Landline gossip
Anarchy attracts and repulses me. There are times when I want to defile the picture plane to get rid of any illusion, or any idea that I stood somewhere and painted what I saw. I’ve never seen anything that I put in the pictures in real life. That doesn’t mean to say that they are totally disconnected from reality.
I enjoy the fact that you have to ask yourself what the inspiration for the endless charade actually is. If the answer is only money, my reply is that the gallery, then, should make it quite clear that looking means buying. To be big hearted about it, the real experience of looking at art is complete in itself.
The public is free to come and go, at no expense, to take and upload their pictures on the social media to win friends, and to plagiarise if they think they have the talent. No part of the experience makes parting with money obligatory. But it’s clear that I share my obsession with so many out there, that every kind of experience has become possible. The only thing that has not happened is total destruction, and that is because the pictures themselves don’t reference devils or gods in an iconoclastic way. There is no worship or defilement going on.
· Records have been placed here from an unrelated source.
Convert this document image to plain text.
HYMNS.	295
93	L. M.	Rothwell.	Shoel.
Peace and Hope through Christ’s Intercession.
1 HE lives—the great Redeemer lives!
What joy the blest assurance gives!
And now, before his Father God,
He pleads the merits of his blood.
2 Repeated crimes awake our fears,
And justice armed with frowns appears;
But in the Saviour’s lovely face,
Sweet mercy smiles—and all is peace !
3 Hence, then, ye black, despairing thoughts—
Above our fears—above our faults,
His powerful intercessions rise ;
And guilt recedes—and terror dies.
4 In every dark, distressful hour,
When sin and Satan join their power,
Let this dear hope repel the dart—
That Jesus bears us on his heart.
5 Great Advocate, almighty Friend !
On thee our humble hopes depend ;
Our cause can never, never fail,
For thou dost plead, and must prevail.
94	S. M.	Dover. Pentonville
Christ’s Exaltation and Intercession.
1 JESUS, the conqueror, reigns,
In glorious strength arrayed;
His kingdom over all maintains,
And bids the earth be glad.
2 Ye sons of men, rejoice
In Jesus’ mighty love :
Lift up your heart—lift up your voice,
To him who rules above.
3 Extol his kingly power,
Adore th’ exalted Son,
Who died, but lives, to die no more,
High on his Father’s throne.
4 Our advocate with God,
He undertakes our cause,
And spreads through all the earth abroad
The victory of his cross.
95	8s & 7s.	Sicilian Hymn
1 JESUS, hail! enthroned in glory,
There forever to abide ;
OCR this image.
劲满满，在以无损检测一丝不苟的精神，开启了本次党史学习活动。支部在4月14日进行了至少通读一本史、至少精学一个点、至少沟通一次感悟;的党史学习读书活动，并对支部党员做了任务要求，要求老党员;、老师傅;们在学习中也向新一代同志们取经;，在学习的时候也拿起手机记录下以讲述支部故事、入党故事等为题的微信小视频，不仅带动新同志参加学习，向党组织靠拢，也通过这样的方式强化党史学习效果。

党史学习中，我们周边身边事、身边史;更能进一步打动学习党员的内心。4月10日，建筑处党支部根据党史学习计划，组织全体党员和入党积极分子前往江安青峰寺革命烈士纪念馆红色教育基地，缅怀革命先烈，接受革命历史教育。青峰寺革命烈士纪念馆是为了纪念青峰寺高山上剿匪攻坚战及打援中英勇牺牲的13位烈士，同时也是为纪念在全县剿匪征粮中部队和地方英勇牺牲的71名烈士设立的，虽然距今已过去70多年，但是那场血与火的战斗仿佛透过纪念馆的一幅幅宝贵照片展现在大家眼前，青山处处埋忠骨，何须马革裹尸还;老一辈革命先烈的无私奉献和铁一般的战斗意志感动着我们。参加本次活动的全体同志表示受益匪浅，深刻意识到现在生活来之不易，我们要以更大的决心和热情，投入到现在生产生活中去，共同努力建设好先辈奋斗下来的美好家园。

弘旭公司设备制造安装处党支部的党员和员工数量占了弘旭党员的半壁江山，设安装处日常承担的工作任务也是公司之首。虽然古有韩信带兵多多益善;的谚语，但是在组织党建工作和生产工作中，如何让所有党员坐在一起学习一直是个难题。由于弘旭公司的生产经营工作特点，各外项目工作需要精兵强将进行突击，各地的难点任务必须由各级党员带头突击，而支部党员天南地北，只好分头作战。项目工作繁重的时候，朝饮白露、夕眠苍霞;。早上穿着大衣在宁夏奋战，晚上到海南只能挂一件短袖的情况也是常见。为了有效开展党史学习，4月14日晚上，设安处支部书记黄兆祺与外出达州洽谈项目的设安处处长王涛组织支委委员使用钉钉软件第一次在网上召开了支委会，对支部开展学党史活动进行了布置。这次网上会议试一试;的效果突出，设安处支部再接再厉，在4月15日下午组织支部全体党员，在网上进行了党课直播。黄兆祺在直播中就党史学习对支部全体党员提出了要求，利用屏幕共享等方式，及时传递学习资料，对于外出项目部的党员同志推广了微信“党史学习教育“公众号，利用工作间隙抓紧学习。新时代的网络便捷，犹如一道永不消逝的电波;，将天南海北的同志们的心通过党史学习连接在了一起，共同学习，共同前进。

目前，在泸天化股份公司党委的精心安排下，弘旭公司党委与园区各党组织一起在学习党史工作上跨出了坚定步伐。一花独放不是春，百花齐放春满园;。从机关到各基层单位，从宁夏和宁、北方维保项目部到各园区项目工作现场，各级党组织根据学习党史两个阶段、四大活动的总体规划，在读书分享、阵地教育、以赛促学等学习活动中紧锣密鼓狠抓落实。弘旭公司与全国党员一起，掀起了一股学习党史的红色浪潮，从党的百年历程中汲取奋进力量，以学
I think I’m co-joined with the many artists referencing pop, comics and cartoons, who are saying that this star system is as powerful as any other. But it’s completely imaginary and can be seen, in its softness, as a comment on the way humans have invented celebrity, and how harsh that’s become.
What I have a love-hate relationship with, when it comes to playthings, is their plastic-ness. That means their second life, after creation/animation, as evil toys fabricated from one of the earth’s most destructive materials. Surely, it’s less evil if they become art?